# Installation

The code is based on Fairseq (https://github.com/pytorch/fairseq). Please install Pytorch (>=1.2) with CUDA support, and then simply run "pip install --editable setup.py". Further instructions can be found on Fairseq official page.

# Dataset and Pre-Processing

The Grammarly Yahoo Corpus Dataset (GYAFC) is available on request (https://github.com/raosudha89/GYAFC-corpus). Please download it and place it in the root directory. 
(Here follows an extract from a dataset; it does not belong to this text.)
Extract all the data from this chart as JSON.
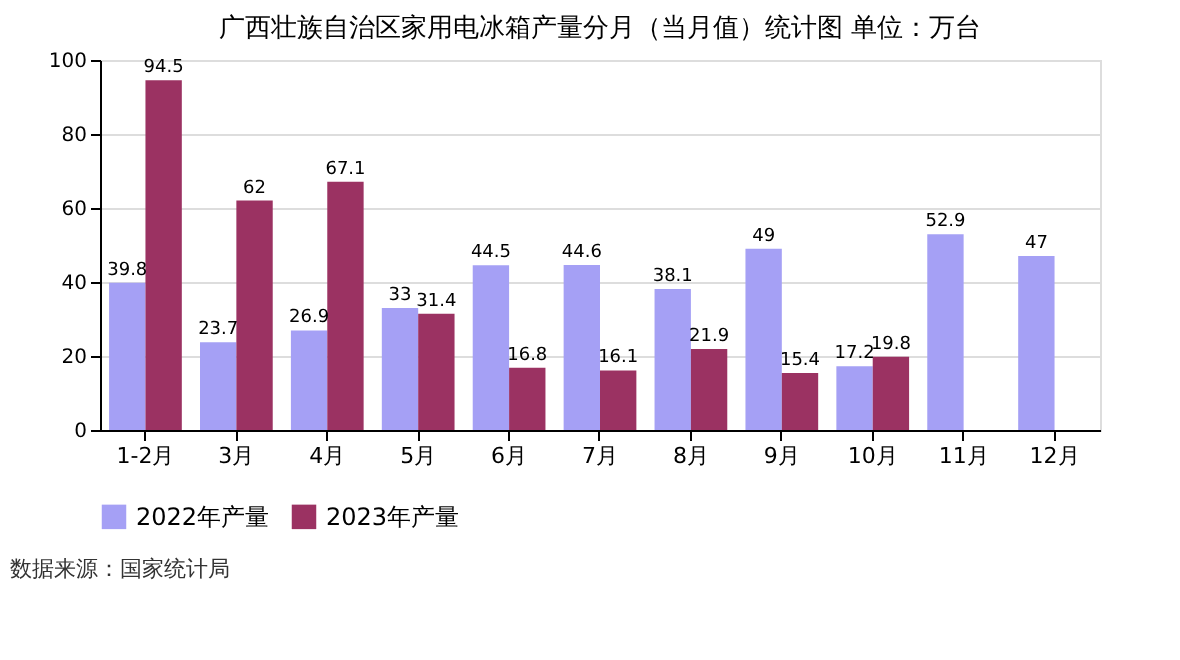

Run "preprocess.sh" to preprocess the dataset. We followed the same instructions as Fairseq's BART model (https://github.com/pytorch/fairseq/blob/master/examples/bart/README.summarization.md). Please download pretrained "bart.large" model from this link.

# Training

For training, simply run "pipeline.sh". The details of all parameters are given in "fairseq/options.py". For details on parameters and values, please refer to the paper and appendix.

# Evaluation and Outputs

For generation, run "python evaluation/gen.py". Some folder paths may need to be changed depending on configuration. For evaluation and BLEU scores, run "python evaluation/calc\_score.py path\_to\_output\_file".

The outputs for our and various other models are given in evaluation/outputs. As mentioned in Table 4 of text, we provide outputs for Hybrid Annotations, Pretrained w/ rules, Ours and Target. "\_family" refers to F&R Domain and "\_music" refers to E&M Domain.